What's Been Going On

In late September, my husband and I discovered we were pregnant. We were overjoyed. We’d been trying to get pregnant and we wanted this baby. I couldn’t wait to share this joy with the rest of the world. Our plan was to tell everyone the news around Thanksgiving when we’d be safely in our second trimester. After all, what could we be more thankful for than our first child?

Three weeks ago, when I was 12 weeks pregnant, we got a call from the doctor that one of our genetic tests came back positive for something that in its’ simplest terms is “not good.” Nate and I were heartbroken. Beyond heartbroken, even: it was the most hopeless I’ve ever felt in my entire life. For the next two weeks, we had multiple ultrasounds, invasive tests, doctor’s appointments, and even appointments with genetic counselors. All the tests confirmed the original diagnosis: our baby had severe medical issues. We were in a living nightmare.

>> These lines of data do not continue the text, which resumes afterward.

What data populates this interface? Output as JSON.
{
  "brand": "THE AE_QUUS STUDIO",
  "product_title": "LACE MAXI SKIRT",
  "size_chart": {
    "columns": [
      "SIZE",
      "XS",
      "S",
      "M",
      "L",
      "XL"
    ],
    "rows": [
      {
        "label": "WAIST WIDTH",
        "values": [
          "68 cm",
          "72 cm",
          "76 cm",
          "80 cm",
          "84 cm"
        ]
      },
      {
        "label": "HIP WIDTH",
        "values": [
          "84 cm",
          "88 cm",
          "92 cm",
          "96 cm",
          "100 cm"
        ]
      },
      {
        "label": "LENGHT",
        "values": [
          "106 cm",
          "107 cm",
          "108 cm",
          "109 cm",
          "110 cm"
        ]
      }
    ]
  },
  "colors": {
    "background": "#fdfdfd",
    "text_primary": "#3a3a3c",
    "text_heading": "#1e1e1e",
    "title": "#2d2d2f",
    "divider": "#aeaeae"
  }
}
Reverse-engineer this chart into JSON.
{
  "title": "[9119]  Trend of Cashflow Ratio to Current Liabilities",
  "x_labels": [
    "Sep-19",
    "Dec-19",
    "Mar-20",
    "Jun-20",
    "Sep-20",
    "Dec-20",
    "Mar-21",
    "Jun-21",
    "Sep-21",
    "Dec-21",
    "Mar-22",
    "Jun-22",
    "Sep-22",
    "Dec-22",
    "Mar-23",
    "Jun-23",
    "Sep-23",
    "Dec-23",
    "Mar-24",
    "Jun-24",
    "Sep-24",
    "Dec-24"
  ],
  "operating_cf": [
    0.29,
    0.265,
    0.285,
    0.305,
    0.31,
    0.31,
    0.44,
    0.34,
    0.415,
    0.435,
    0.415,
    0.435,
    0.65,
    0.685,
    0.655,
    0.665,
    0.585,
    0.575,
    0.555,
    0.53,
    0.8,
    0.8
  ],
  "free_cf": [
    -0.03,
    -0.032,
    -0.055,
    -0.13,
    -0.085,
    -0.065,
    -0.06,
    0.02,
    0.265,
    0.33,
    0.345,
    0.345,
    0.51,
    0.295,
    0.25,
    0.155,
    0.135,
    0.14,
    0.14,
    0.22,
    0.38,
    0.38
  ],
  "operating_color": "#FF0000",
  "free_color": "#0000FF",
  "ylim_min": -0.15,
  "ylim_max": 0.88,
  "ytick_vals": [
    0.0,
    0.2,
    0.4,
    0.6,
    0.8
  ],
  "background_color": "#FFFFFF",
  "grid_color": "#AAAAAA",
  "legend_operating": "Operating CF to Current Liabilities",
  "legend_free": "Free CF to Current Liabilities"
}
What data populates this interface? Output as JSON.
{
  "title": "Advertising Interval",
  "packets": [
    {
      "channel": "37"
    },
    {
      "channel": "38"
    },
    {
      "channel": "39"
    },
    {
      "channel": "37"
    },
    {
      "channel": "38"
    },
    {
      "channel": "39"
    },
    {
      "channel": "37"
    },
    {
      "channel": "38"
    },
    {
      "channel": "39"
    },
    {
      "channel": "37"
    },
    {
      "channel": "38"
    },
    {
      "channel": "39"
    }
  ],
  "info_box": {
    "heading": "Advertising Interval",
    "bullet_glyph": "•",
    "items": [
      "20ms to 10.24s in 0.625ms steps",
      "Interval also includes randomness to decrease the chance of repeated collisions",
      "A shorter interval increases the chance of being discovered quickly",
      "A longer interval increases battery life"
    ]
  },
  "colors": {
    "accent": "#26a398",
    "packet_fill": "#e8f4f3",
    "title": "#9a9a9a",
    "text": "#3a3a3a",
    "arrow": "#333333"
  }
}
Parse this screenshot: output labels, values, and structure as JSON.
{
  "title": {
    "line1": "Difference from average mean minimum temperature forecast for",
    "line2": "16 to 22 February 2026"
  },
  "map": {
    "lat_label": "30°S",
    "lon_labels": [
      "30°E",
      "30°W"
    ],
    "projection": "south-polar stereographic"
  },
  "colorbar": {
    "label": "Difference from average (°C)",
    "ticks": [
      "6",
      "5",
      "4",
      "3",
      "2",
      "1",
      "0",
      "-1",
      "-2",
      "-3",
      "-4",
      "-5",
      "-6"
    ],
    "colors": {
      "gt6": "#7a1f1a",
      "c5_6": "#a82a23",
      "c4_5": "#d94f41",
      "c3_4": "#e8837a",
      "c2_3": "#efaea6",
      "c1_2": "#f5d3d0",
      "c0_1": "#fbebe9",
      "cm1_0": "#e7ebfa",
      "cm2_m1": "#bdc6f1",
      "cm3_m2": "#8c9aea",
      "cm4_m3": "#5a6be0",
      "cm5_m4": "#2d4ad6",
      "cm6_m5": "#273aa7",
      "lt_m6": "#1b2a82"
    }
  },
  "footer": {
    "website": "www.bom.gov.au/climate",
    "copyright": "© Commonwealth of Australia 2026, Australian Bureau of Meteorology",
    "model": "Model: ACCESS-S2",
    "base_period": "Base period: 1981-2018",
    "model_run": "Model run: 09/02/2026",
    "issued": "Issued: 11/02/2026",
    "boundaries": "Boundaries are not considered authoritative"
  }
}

The day before Thanksgiving, we said goodbye to our baby. This was the hardest day of my life. I’m not ready to go into the details, and I don’t know if ever will be, but I hope no one has to go through that amount of pain and loss.

For the friends and family that knew what was going on, I want to thank you from the bottom of my heart. You were our lifelines during this difficult time and will continue to be so. To still feel love in your darkest hour is a gift that I will always be grateful for.

I don’t know how to move on from this, but I’m trying. Every day is different, and I remind myself that it’s only been a week. Yesterday, I felt in control of my emotions. I made it through the whole day without crying. Today, I haven’t stopped crying from the moment I woke up. This kind of tragedy changes a person, but you can’t wallow in the sadness; you have to find a way to live with it.

There will be dark days ahead, and in those times, I ask for everyone’s patience, kindness, and sensitivity. But, there will also be hopeful and brighter days. They say things happen for a reason, and as hard as it is to accept that while you’re going through it, perhaps that sentiment is true. A silver lining in all this has been the incredible support shown to my husband and I. It’s also brought Nate and I closer in ways I never could’ve anticipated. So, I’m going to try and see the positive, even when I’m hurting. That’s when you need it most, anyway.